Metrics

Next: Our Experimental Setup Up: Assumptions of Direct Comparison Previous: Planners

Metrics

Ideally, performance would be measured based on how well the planner does its job (i.e., constructing the `best' possible plan to solve the problem) and how efficiently it does so. Because no planner has been shown to solve all possible problems, the basic metric for performance is the number or percentage of problems actually solved within the allowed time. This metric is commonly reported in the competitions. However, research papers tend not to report it directly because they typically test a relatively small number of problems.

Efficiency is clearly a function of memory and effort. Memory size is limited by the hardware. Effort is measured as CPU time, preferably but not always on the same platform in the same language.

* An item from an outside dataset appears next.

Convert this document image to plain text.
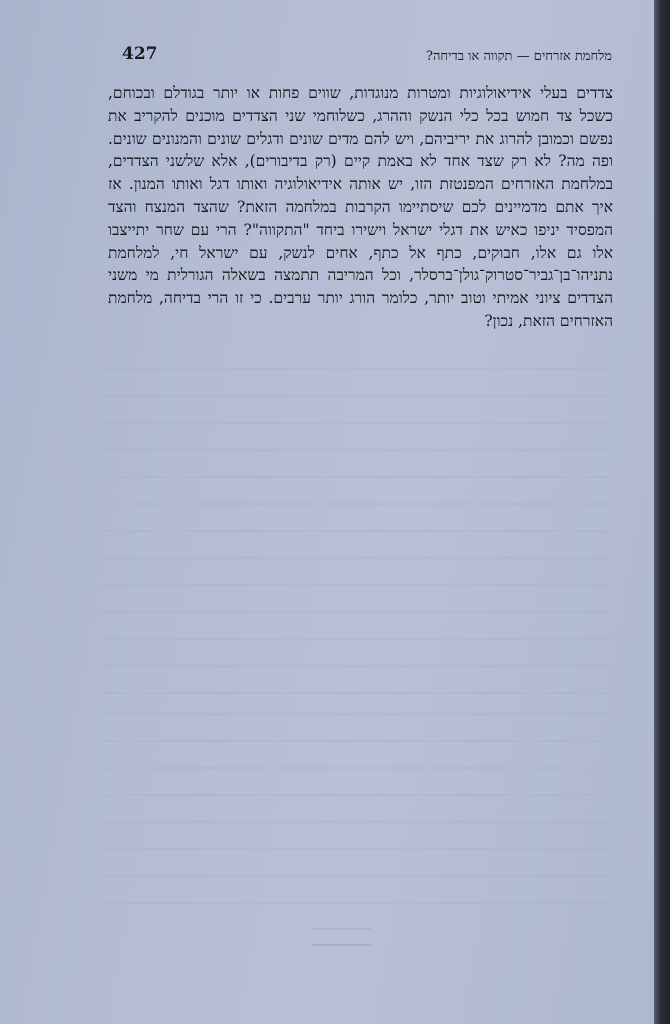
מלחמת אזרחים — תקווה או בדיחה?
427

צדדים בעלי אידיאולוגיות ומטרות מנוגדות, שווים פחות או יותר בגודלם ובכוחם, כשכל צד חמוש בכל כלי הנשק וההרג, כשלוחמי שני הצדדים מוכנים להקריב את נפשם וכמובן להרוג את יריביהם, ויש להם מדים שונים ודגלים שונים והמנונים שונים. ופה מה? לא רק שצד אחד לא באמת קיים (רק בדיבורים), אלא שלשני הצדדים, במלחמת האזרחים המפנטזת הזו, יש אותה אידיאולוגיה ואותו דגל ואותו המנון. אז איך אתם מדמיינים לכם שיסתיימו הקרבות במלחמה הזאת? שהצד המנצח והצד המפסיד יניפו כאיש את דגלי ישראל וישירו ביחד "התקווה"? הרי עם שחר יתייצבו אלו גם אלו, חבוקים, כתף אל כתף, אחים לנשק, עם ישראל חי, למלחמת נתניהו־בן־גביר־סטרוק־גולן־ברסלר, וכל המריבה תתמצה בשאלה הגורלית מי משני הצדדים ציוני אמיתי וטוב יותר, כלומר הורג יותר ערבים. כי זו הרי בדיחה, מלחמת האזרחים הזאת, נכון?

The problems with CPU time are well known: programmer skill varies; research code is designed more for fast prototyping than fast execution; numbers in the literature cannot be compared to newer numbers due to processor speed improvements. However, if CPU times are regenerated in the experimenter's environment then one assumes that

performance degrades similarly with reductions in capabilities of the runtime environment (e.g., CPU speed, memory size) (metric assumption 1).

In other words, an experimenter or user of the system does not expect that code has been optimized for a particular compiler/operating system/hardware configuration, but it should perform similarly when moved to another compatible environment.

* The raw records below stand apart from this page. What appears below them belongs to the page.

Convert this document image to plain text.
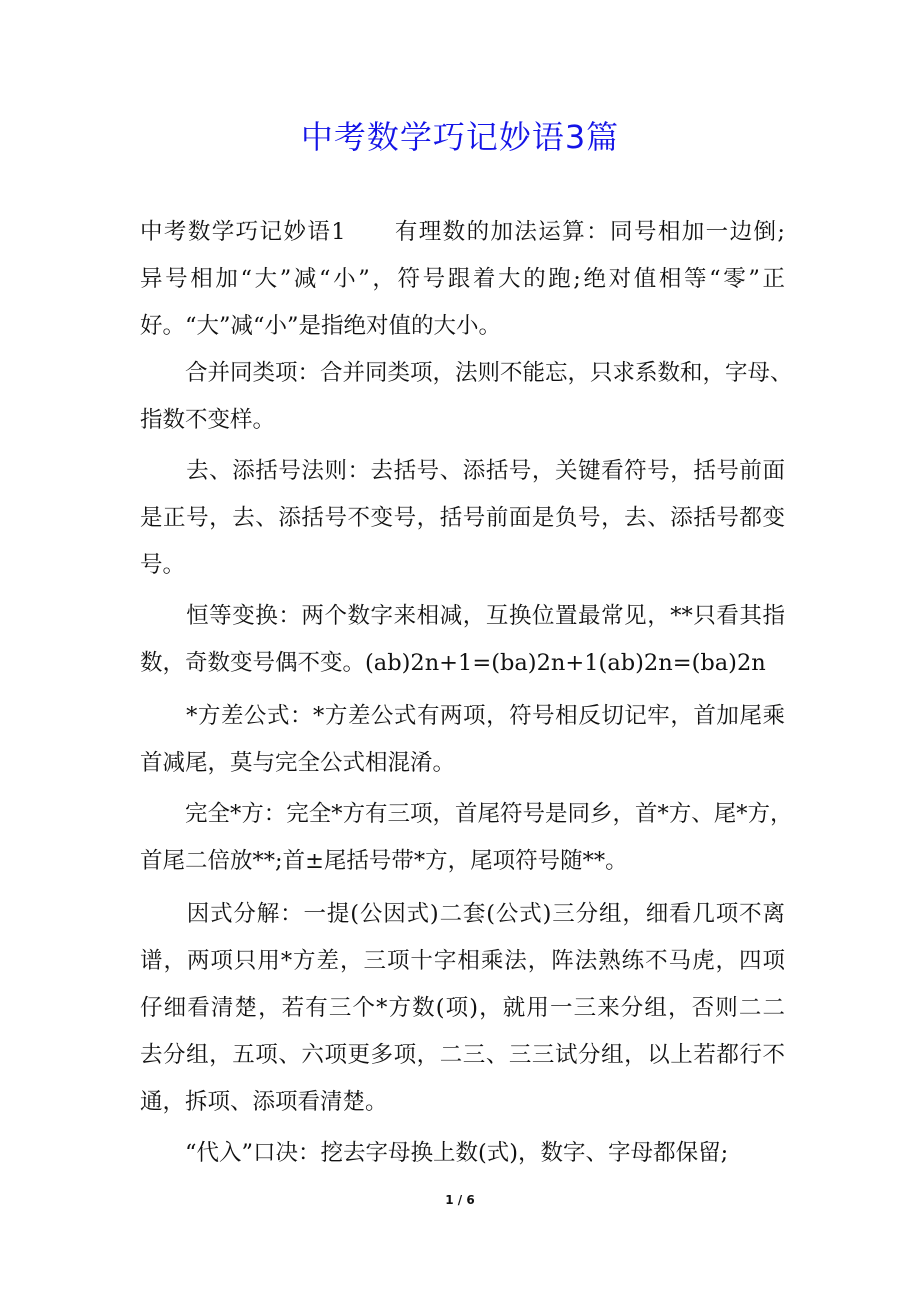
中考数学巧记妙语3篇
中考数学巧记妙语1　　有理数的加法运算：同号相加一边倒;
异号相加“大”减“小”，符号跟着大的跑;绝对值相等“零”正
好。“大”减“小”是指绝对值的大小。
　　合并同类项：合并同类项，法则不能忘，只求系数和，字母、
指数不变样。
　　去、添括号法则：去括号、添括号，关键看符号，括号前面
是正号，去、添括号不变号，括号前面是负号，去、添括号都变
号。
　　恒等变换：两个数字来相减，互换位置最常见，**只看其指
数，奇数变号偶不变。(ab)2n+1=(ba)2n+1(ab)2n=(ba)2n
　　*方差公式：*方差公式有两项，符号相反切记牢，首加尾乘
首减尾，莫与完全公式相混淆。
　　完全*方：完全*方有三项，首尾符号是同乡，首*方、尾*方，
首尾二倍放**;首±尾括号带*方，尾项符号随**。
　　因式分解：一提(公因式)二套(公式)三分组，细看几项不离
谱，两项只用*方差，三项十字相乘法，阵法熟练不马虎，四项
仔细看清楚，若有三个*方数(项)，就用一三来分组，否则二二
去分组，五项、六项更多项，二三、三三试分组，以上若都行不
通，拆项、添项看清楚。
　　“代入”口决：挖去字母换上数(式)，数字、字母都保留;
1 / 6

The most commonly reported comparison metric is computation time. The second most is number of steps or actions (for planners that allow parallel execution) in a plan. Although planning seeks solutions to achieving goals, the goals are defined in terms of states of the world, which does not lend itself well to general measures of quality. In fact, quality is likely to be problem dependent (e.g., resource cost, amount of time to execute, robustness), which is why number of plan steps has been favored. Comparisons assume that

number of steps in a resulting plan varies between planner solutions and approximates quality (metric assumption 2).

Any comparison, competitions especially, has the unenviable task of determining how to trade-off or combine the three metrics (number solved, time, and number of steps). Thus, if number of steps does not matter, then the comparison could be simplified.

We converted each assumption into a testable question. We then either summarized the literature on the question or ran an experiment to test it.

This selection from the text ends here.